South African manufacturing operates in a global context and must respond to global innovations. The country has the opportunity to be an advanced manufacturing nation with an efficient, sustainable and growing economy providing skilled employment.

Internationally, manufacturing is moving into a new era of proficiency and South Africa must follow. Efficiency and innovation are being significantly enhanced by virtual manufacturing, or the use of computing to simulate manufacturing systems and prototype products to predict efficiency before real manufacturing occurs. Industry software, combined with resource efficiency and industrial integration, is yielding more efficient production, innovation, speed-to-market and flexibility.

Advanced manufacturing and the new grey collar work environment will see tablet computing devices replacing screwdrivers and computer skills taking the place of traditional factory floor competencies. This industrial and manufacturing renaissance promotes computerisation of traditional industries.
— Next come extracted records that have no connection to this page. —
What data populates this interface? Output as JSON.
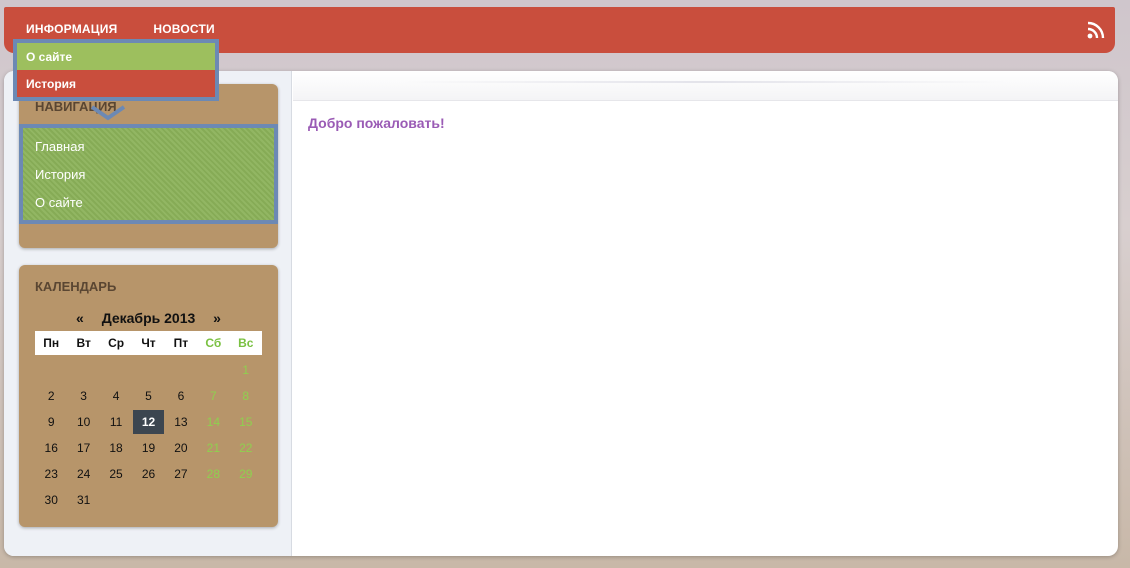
{
  "topnav": {
    "items": [
      "ИНФОРМАЦИЯ",
      "НОВОСТИ"
    ],
    "rss_icon": "rss-icon"
  },
  "dropdown": {
    "items": [
      "О сайте",
      "История"
    ]
  },
  "navigation": {
    "title": "НАВИГАЦИЯ",
    "items": [
      "Главная",
      "История",
      "О сайте"
    ]
  },
  "content": {
    "welcome": "Добро пожаловать!"
  },
  "calendar": {
    "title": "КАЛЕНДАРЬ",
    "prev": "«",
    "next": "»",
    "month": "Декабрь 2013",
    "weekdays": [
      "Пн",
      "Вт",
      "Ср",
      "Чт",
      "Пт",
      "Сб",
      "Вс"
    ],
    "first_weekday_index": 6,
    "days": 31,
    "today": 12
  },
  "colors": {
    "topbar": "#c94e3d",
    "panel": "#b7956a",
    "nav_green": "#8bb259",
    "highlight_border": "#6c89b4",
    "welcome": "#9a5bb5",
    "weekend": "#7ac142"
  }
}
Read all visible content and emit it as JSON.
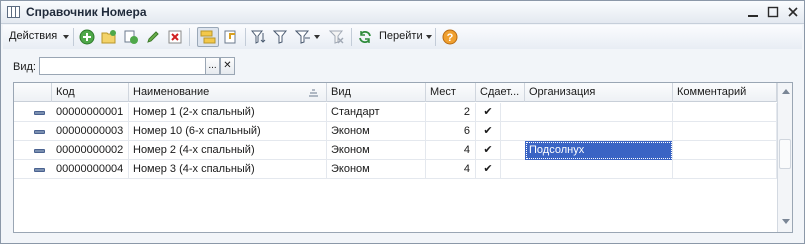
{
  "window": {
    "title": "Справочник Номера"
  },
  "toolbar": {
    "actions_label": "Действия",
    "goto_label": "Перейти"
  },
  "filter": {
    "label": "Вид:",
    "value": "",
    "select_btn": "...",
    "clear_btn": "✕"
  },
  "table": {
    "columns": [
      "Код",
      "Наименование",
      "Вид",
      "Мест",
      "Сдает...",
      "Организация",
      "Комментарий"
    ],
    "rows": [
      {
        "code": "00000000001",
        "name": "Номер 1 (2-х спальный)",
        "type": "Стандарт",
        "seats": "2",
        "rents": "✔",
        "org": "",
        "comment": ""
      },
      {
        "code": "00000000003",
        "name": "Номер 10 (6-х спальный)",
        "type": "Эконом",
        "seats": "6",
        "rents": "✔",
        "org": "",
        "comment": ""
      },
      {
        "code": "00000000002",
        "name": "Номер 2 (4-х спальный)",
        "type": "Эконом",
        "seats": "4",
        "rents": "✔",
        "org": "Подсолнух",
        "comment": ""
      },
      {
        "code": "00000000004",
        "name": "Номер 3 (4-х спальный)",
        "type": "Эконом",
        "seats": "4",
        "rents": "✔",
        "org": "",
        "comment": ""
      }
    ]
  },
  "colors": {
    "selection": "#3a64c4",
    "window_bg": "#f2f5f9"
  }
}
The goal is the intelligent or smart factory characterised by adaptability, resource efficiency and ergonomics as well as the integration of customers and business partners in business and value processes.

Cyber-physical systems and the internet of things, with small connected electronic devices at every stage of the production process, is ushering in automation in nearly every field.This, ladies and gentlemen is a step towards the fourth industrial revolution. Factories already have networked machines and digitally-driven production and the emerging phase is one of self-contained systems with all devices, machines and materials equipped with sensors and communication technology.

As virtual and real worlds combine, software is now driving efficiency and customisation. Software has the ability to affect the entire industrial value chain from product design to planning and engineering; to production and services. Companies which adapt to and embrace the digital factory will have the competitive advantage.

In South Africa advanced manufacturing is recognised as vital for a balanced, sustainable economy that creates employment and boosts prosperity. South Africa’s investment in a modern manufacturing economy will be followed by jobs, skills development and growth that lead to further investments in the wider economy.

The technological and economic benefits of modern manufacturing will contribute to the country’s stability and development with industry as an engine for South Africa’s growth. However, South Africa must now do what other countries are doing – and pour political and economic resources into improving competitiveness via advanced manufacturing capabilities, upgraded infrastructure and transformed workforce skills. This is where the traditional roles of blue and white collar merge as the workforce of economic growth.

Many South African factories resemble technology museums. Yet innovation and growth are directly linked to the development and availability of skilled workers – the grey collar workers of the future. South Africa’s National Development Plan (NDP) recognises the country’s high cost structure makes it difficult to compete globally in low-skills manufacturing. Business recognises the tension between the need for mass job creation and efficient, automated and high-skills industry. The country needs advanced manufacturing to be competitive and to build an industrial economy creating sustainable employment. However, it is only through competitive industries based on new technologies and international best practices that South Africa will be able to build that viable manufacturing sector in the first place.

The jobs of the future have yet to be invented, but South Africa has its work cut out in a world fast escalating towards the next industrial revolution.

South Africa’s single largest strategic challenge for advanced manufacturing is the availability of skilled people – the country is not educating nearly sufficient skilled apprentices, engineering technicians or engineering graduates.

Skills development reduces unemployment. Developing a modern manufacturing sector solves both the skills and unemployment challenge as automation and mechanisation enables grey collar workers to increase their skills and employment opportunities.